More likely is that we’re going to be spending much of this year assessing risk in all areas of life, knowing that the coronavirus isn’t going to be completely gone but all of us doing our best within some well-defined guidelines to not spread it. And that idea will ultimately have to extend to sports, too, because no league can operate in a bubble as a television-only product over the long haul. 

Again, nobody knows exactly what will happen over the next few months. For now, the NFL and college football should proceed as if their seasons will start on time with room to adjust if necessary. But even in the best-case scenario where the virus has receded to a significant degree, it’s hard to envision any football stadium in America this fall being jam-packed with people pushing and shoving their way through concourses and breathing on each other for three hours in seats that barely give people an inch of personal space on either side of them. 

Think about that especially in a college football context where a game at Alabama is going to have hundreds of people driving in from cities like Atlanta, Nashville and Memphis in addition to Birmingham and Mobile, making it the kind of “super spreader” event that could increase the risk of new outbreaks in multiple places. 

That’s why the Dolphins should be commended for admitting that they might have to cap attendance at 15,000 and going public with their plan, even if they ultimately don’t need to use parts of it.
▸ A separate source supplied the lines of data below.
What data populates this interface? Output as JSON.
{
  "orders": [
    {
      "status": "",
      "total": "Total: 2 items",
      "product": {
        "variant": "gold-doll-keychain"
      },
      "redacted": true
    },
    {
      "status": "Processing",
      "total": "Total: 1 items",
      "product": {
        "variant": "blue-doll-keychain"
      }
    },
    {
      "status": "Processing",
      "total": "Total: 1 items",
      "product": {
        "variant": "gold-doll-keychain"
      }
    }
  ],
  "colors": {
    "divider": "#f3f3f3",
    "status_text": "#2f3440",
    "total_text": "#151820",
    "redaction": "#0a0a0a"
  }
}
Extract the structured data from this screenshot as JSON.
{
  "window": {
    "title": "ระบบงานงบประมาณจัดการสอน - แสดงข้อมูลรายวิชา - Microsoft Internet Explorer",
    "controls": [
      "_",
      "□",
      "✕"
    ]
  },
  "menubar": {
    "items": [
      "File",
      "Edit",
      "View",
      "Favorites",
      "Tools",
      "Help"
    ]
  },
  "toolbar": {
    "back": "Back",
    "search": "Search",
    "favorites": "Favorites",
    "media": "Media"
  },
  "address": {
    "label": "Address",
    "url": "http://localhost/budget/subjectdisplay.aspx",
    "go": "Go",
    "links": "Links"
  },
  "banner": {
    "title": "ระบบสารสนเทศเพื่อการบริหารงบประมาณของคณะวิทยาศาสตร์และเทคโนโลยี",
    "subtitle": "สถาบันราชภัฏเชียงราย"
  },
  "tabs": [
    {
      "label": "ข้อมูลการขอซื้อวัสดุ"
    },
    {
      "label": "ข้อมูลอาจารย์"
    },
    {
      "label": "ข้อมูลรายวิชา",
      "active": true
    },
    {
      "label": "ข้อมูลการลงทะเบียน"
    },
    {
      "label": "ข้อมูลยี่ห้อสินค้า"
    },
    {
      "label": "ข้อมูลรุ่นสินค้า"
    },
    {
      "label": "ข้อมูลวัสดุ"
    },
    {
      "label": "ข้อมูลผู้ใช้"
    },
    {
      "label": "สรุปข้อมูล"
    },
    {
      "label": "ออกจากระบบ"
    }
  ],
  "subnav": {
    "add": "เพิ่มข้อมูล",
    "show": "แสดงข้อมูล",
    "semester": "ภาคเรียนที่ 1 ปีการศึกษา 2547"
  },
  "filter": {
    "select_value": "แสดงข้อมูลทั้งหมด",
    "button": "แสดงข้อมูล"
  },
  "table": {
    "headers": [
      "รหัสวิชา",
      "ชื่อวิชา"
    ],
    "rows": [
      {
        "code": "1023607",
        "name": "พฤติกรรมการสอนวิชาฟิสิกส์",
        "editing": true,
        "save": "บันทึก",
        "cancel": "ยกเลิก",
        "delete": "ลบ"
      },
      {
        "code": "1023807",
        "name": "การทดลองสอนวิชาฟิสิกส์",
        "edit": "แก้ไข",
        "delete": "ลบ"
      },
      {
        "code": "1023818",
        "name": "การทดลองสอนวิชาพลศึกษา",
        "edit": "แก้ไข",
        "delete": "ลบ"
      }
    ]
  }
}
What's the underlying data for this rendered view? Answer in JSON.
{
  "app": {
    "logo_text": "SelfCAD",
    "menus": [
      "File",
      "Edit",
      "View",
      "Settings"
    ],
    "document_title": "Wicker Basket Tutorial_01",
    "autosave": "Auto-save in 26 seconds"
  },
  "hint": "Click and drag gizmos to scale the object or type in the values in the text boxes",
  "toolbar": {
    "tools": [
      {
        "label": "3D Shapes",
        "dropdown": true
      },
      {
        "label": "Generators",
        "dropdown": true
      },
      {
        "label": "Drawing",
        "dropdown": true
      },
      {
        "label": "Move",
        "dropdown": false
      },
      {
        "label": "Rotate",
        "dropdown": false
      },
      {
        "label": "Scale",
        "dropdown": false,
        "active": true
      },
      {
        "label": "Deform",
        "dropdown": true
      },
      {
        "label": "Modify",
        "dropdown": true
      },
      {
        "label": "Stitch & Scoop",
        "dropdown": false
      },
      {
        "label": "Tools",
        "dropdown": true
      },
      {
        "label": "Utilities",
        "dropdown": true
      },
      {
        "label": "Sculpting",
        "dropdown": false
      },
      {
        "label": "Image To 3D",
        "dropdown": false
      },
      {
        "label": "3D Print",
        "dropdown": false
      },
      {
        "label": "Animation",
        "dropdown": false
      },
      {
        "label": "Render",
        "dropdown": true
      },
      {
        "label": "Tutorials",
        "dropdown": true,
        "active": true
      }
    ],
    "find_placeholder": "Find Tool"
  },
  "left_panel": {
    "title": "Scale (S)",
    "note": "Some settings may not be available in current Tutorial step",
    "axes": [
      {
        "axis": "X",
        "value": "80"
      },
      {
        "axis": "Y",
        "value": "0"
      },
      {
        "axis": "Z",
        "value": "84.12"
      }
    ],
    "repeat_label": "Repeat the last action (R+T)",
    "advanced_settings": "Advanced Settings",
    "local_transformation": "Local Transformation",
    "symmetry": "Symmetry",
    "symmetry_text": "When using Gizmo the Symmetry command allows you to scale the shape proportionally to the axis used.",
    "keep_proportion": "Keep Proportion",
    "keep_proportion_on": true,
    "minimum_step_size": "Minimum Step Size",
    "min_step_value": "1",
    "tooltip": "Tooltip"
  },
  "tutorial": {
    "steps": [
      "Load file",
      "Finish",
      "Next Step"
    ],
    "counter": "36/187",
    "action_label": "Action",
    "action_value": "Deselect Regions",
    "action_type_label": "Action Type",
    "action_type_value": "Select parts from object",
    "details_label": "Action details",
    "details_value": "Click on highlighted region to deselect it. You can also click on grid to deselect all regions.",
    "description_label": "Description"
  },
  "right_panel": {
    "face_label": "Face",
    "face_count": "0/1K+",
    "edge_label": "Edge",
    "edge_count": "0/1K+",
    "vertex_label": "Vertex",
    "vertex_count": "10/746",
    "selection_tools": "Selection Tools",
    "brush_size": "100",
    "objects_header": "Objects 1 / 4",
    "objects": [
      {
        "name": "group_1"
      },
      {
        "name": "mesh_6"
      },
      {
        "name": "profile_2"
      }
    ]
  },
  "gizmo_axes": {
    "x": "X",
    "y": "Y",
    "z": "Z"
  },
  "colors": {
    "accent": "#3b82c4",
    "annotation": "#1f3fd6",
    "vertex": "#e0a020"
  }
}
In fact, every team and league and event needs to start crafting these policies and preparing fans for how watching live sports could be achieved in the new normal.

If you want to come to a game, you have to wear a mask. People are going to be sitting staggered every few seats. You’re going to have to pick up your beer at a specific time. You won’t be able to leave in the middle of the fourth quarter to beat traffic but rather exit when your row is called. These would be big changes, but they’re honest proposals — and much more realistic than the idea of 110,000 people in the stadium for Alabama-LSU this fall.